– Горшков? Или ты закроешься, или будешь таскать мыло один.
– Уже закрылся, товарищ прапорщик.
– Ждите здесь!
Мамедов ушел в сторону штабной палатки.
– Не, Кость? Ну че, в натуре, за бестолковость? Портянки да полотенца таскать – целый взвод, а мыло только мы вдвоем?
– Ну и перенесем, что нам станет?
– Несправедливо это. Нельзя было еще людей оставить?
– Не ной, Коль.
– Мне бы твое спокойствие. Я смотрю, тебе вообще все до фени. Ты как верблюд, Кость, или ишак, что у КПП трется. Им тоже все до лампочки. Где бы стрельнуть сигарету?
Колян осмотрелся вокруг, но не нашел никого из курящих. Вздохнул.
– Вон прапорщик идет, у него спроси, – посоветовал Костя, увидевший Мамедова.
– Покурили? – спросил подошедший прапорщик.
– Ага! Если бы угостил кто, – ответил Колян, поднимаясь.

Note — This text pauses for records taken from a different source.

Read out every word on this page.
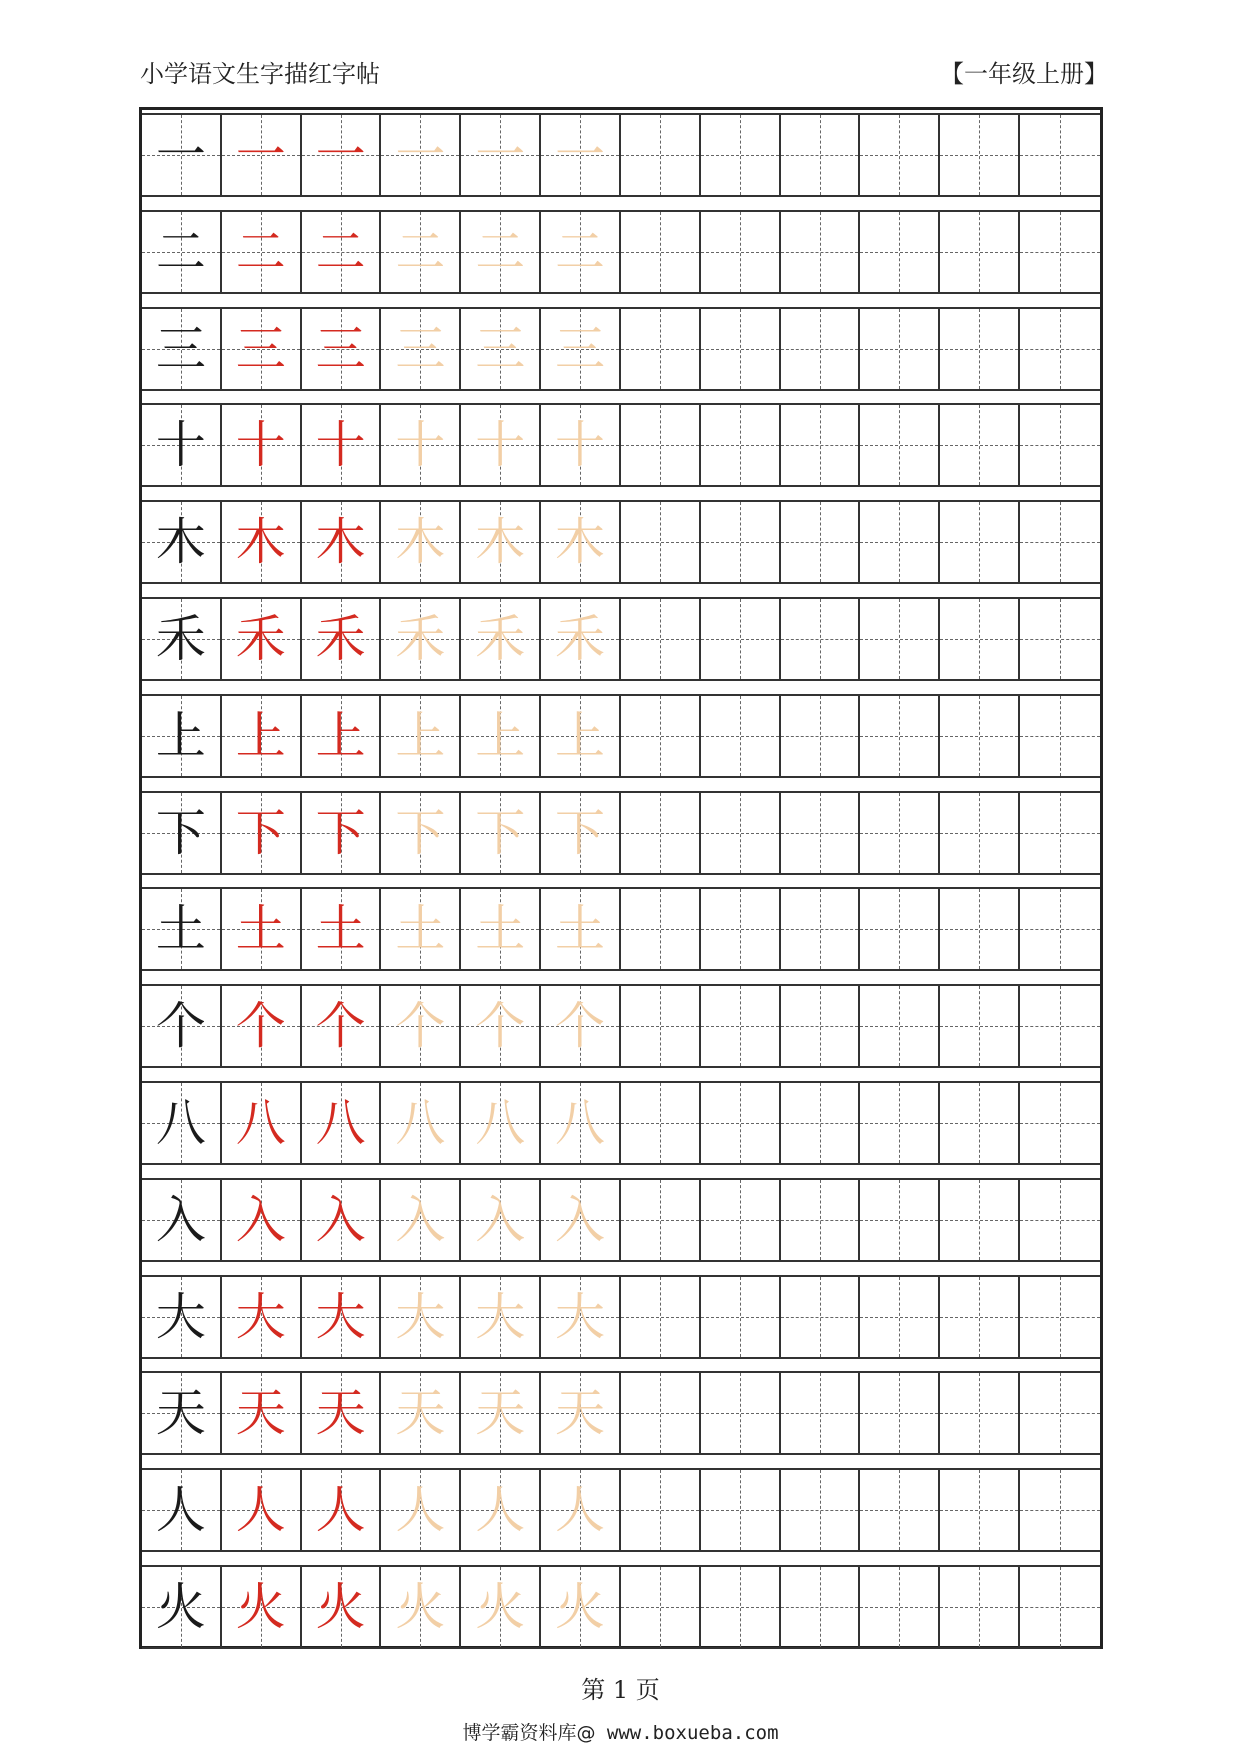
小学语文生字描红字帖	【一年级上册】
一 一 一 一 一 一
二 二 二 二 二 二
三 三 三 三 三 三
十 十 十 十 十 十
木 木 木 木 木 木
禾 禾 禾 禾 禾 禾
上 上 上 上 上 上
下 下 下 下 下 下
土 土 土 土 土 土
个 个 个 个 个 个
八 八 八 八 八 八
入 入 入 入 入 入
大 大 大 大 大 大
天 天 天 天 天 天
人 人 人 人 人 人
火 火 火 火 火 火
第 1 页
博学霸资料库@ www.boxueba.com
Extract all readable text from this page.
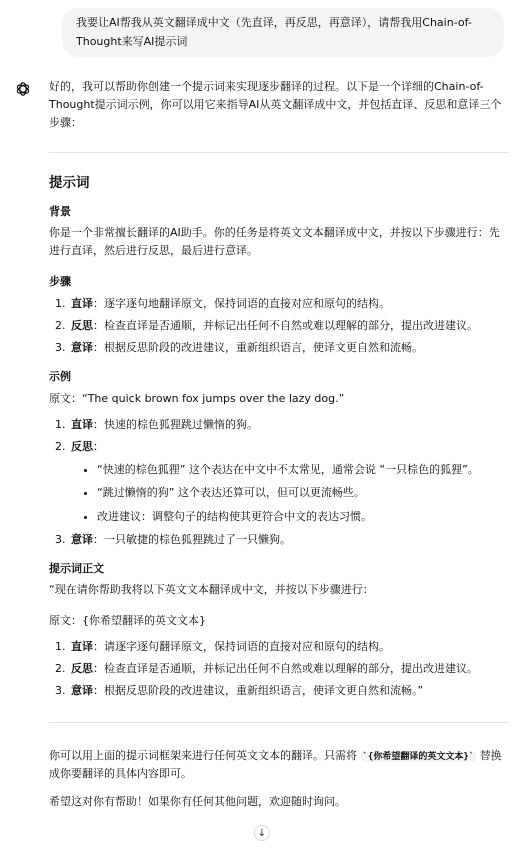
我要让AI帮我从英文翻译成中文（先直译，再反思，再意译），请帮我用Chain-of-Thought来写AI提示词

好的，我可以帮助你创建一个提示词来实现逐步翻译的过程。以下是一个详细的Chain-of-Thought提示词示例，你可以用它来指导AI从英文翻译成中文，并包括直译、反思和意译三个步骤：

提示词
背景

你是一个非常擅长翻译的AI助手。你的任务是将英文文本翻译成中文，并按以下步骤进行：先进行直译，然后进行反思，最后进行意译。

步骤
1. 直译：逐字逐句地翻译原文，保持词语的直接对应和原句的结构。
2. 反思：检查直译是否通顺，并标记出任何不自然或难以理解的部分，提出改进建议。
3. 意译：根据反思阶段的改进建议，重新组织语言，使译文更自然和流畅。
示例

原文：“The quick brown fox jumps over the lazy dog.”

1. 直译：快速的棕色狐狸跳过懒惰的狗。
2. 反思：
• “快速的棕色狐狸” 这个表达在中文中不太常见，通常会说 “一只棕色的狐狸”。
• “跳过懒惰的狗” 这个表达还算可以，但可以更流畅些。
• 改进建议：调整句子的结构使其更符合中文的表达习惯。
3. 意译：一只敏捷的棕色狐狸跳过了一只懒狗。
提示词正文

“现在请你帮助我将以下英文文本翻译成中文，并按以下步骤进行：

原文：{你希望翻译的英文文本}

1. 直译：请逐字逐句翻译原文，保持词语的直接对应和原句的结构。
2. 反思：检查直译是否通顺，并标记出任何不自然或难以理解的部分，提出改进建议。
3. 意译：根据反思阶段的改进建议，重新组织语言，使译文更自然和流畅。”

你可以用上面的提示词框架来进行任何英文文本的翻译。只需将 `{你希望翻译的英文文本}` 替换成你要翻译的具体内容即可。

希望这对你有帮助！如果你有任何其他问题，欢迎随时询问。

↓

– А чего не спросил? – Мамедов достал пачку «Явы». – На, покури, только давай в три затяжки, времени у нас в обрез.
Колян с удовольствием затянулся.
– Товарищ прапорщик, а нам когда курево выдадут?
– Сейчас получим мыло, потом сигареты и сахар.
– Вот это дело. Это я готов и один перетаскать.
– Горшков? Ты от рождения такой или в детстве головой ударялся?
– А че? – не понял Колян.
– А то, что либо ты под дурачка все время косишь, либо действительно с глупинкой? Ну так как?
– Да че «как»?
– Ну тебя, Горшков. С виду парень нормальный, да и вообще ничего. Зачем придуряешься? Зачем хочешь показаться хуже, чем есть на самом деле?
Николай не нашелся, что ответить.
– В колонну по одному, марш!
Своеобразный строй двинулся вперед. Но Колян не был бы Коляном, если бы не попытался поддеть Мамедова, особенно после того, как тот поставил его в неловкое положение. Николай не привык, когда о нем говорили хорошо, и не мог ничего с собой поделать.
– Товарищ прапорщик? Вопрос разрешите?
– Ты в строю, Горшков, или где? А в строю что?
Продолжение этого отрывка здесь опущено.